Earlier this month, the Federal Energy Regulatory Commission (FERC) issued a Notice of Proposed Rulemaking aimed at removing barriers to the integration of wind and solar and other forms of alternative energies to the wholesale power grid. The 60 day comment period is in full swing and many in the wind industry are actively submitting comments.
According to a FERC release, the proposed rule would reform the Open Access Transmission Tariffs (OATT) and the Large Generator Interconnection Agreements filed by public utility transmission providers to require them to offer services that will allow for a more efficient integration of variable energy resources such as wind, solar and hydrokinetics into the grid system. This has been a challenging and ongoing issue for alt energies and the passage of the rule would signify the country’s commitment to renewable energy.
“Most of the new power plants for which developers are seeking access to the grid are variable resources such as wind and solar generators,” FERC Chairman Jon Wellinghoff said. “This proposal will help the Commission to cost-effectively integrate these and other variable generators into the grid in a way that helps maintain reliability and operational stability.”
According to Gregory K. Lawrence, with law firm McDermott Will & Emery and the head of the firm’s renewable business and his associate Mustafa Ostrander, the three proposed reforms address “discrete operational protocols” and should be viewed as “complementary parts of a package.” The reforms include:
- Intra-hourly Transmission Scheduling—FERC proposes requiring public utility transmission providers to give their customers the option of using more frequent transmission scheduling intervals (15-minute intervals) within each operating hour. This would allow transmission schedules to reflect more accurately power production forecasts, load profiles and other changing system conditions, while also allowing the system’s variability to be managed more effectively.
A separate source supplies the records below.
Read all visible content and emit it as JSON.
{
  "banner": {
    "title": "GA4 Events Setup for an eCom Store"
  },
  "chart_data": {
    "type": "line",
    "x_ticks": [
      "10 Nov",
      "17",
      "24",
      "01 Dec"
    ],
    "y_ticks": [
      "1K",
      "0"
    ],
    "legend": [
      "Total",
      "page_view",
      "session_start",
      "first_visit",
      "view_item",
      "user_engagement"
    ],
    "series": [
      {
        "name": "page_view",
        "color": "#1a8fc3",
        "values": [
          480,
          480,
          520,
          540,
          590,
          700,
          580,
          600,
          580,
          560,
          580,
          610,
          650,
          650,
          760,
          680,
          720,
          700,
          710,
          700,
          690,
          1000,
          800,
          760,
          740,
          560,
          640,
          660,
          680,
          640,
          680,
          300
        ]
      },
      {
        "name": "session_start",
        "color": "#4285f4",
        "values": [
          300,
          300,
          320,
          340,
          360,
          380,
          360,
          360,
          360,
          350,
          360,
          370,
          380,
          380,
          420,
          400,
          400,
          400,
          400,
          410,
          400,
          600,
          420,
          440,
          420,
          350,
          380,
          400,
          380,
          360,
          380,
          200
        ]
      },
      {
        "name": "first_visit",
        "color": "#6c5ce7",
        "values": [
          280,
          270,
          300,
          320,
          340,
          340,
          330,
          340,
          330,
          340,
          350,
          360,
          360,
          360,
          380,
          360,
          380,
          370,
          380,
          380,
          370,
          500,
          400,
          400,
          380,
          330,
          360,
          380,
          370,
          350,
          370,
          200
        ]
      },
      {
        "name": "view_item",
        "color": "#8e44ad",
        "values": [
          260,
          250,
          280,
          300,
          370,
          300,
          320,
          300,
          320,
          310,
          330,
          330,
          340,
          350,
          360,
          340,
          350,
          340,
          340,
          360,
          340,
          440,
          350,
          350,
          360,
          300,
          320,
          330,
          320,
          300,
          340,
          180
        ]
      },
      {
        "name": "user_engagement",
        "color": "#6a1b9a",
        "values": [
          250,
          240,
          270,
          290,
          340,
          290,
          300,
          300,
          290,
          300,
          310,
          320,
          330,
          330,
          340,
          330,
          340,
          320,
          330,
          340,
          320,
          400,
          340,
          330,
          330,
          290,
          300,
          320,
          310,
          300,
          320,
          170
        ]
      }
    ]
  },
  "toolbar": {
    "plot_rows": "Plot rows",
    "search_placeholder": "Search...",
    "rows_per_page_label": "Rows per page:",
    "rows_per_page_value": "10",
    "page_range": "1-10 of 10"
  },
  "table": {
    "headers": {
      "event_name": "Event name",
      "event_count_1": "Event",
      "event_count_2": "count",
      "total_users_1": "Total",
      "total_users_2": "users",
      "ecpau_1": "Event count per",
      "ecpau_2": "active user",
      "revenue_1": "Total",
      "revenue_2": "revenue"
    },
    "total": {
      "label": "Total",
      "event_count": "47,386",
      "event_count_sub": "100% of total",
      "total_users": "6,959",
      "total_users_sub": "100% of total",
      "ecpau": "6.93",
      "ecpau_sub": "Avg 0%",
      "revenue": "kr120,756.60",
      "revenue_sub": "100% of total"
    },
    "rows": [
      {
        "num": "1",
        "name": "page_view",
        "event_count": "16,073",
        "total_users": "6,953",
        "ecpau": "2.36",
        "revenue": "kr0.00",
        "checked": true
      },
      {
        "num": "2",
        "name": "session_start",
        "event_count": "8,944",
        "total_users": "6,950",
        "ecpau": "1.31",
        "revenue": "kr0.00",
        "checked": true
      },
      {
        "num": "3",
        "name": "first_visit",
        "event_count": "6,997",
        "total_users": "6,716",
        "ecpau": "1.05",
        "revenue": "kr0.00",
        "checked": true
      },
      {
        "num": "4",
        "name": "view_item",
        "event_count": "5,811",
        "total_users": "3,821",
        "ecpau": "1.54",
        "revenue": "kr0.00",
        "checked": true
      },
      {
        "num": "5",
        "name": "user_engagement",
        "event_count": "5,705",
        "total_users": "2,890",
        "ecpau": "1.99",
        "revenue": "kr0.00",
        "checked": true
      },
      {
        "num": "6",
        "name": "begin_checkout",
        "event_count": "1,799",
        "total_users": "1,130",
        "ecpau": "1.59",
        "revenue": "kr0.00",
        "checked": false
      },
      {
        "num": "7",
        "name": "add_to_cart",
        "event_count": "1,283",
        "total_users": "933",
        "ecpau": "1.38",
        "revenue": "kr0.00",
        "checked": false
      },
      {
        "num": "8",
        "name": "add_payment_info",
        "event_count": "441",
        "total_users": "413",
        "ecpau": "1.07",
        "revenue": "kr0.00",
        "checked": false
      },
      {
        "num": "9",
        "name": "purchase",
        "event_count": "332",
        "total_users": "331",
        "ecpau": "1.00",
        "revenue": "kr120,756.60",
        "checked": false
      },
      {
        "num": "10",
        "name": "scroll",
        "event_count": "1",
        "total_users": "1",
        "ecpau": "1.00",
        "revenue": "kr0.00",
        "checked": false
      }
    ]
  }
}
- Power Production Forecasts—The proposed rulemaking also requires public utility transmission providers to amend their pro forma Large Generator Interconnection Agreement to incorporate provisions requiring interconnection customers with VER-generating facilities to provide to public utility transmission providers certain meteorological and operational data. FERC believes this requirement will result in greater situational awareness and efficiency within the unit commitment, dispatch and reliability assessment process.
- Generic Ancillary Service Rate Schedule—FERC also proposes adding a generic ancillary service rate schedule to the pro forma Open Access Transmission Tariff. Public utility transmission providers would be required to offer generator regulation service, to the extent physically feasible, to transmission customers using transmission service to deliver energy from a generator located within the transmission provider’s balancing authority area.
FERC’s goal with the proposed rules is to create a “reasonable foundation upon which public utility transmission providers will be well-positioned to manage system variability associated with increased numbers of VERs,” but acknowledges that these rules do not solve all the integration challenges.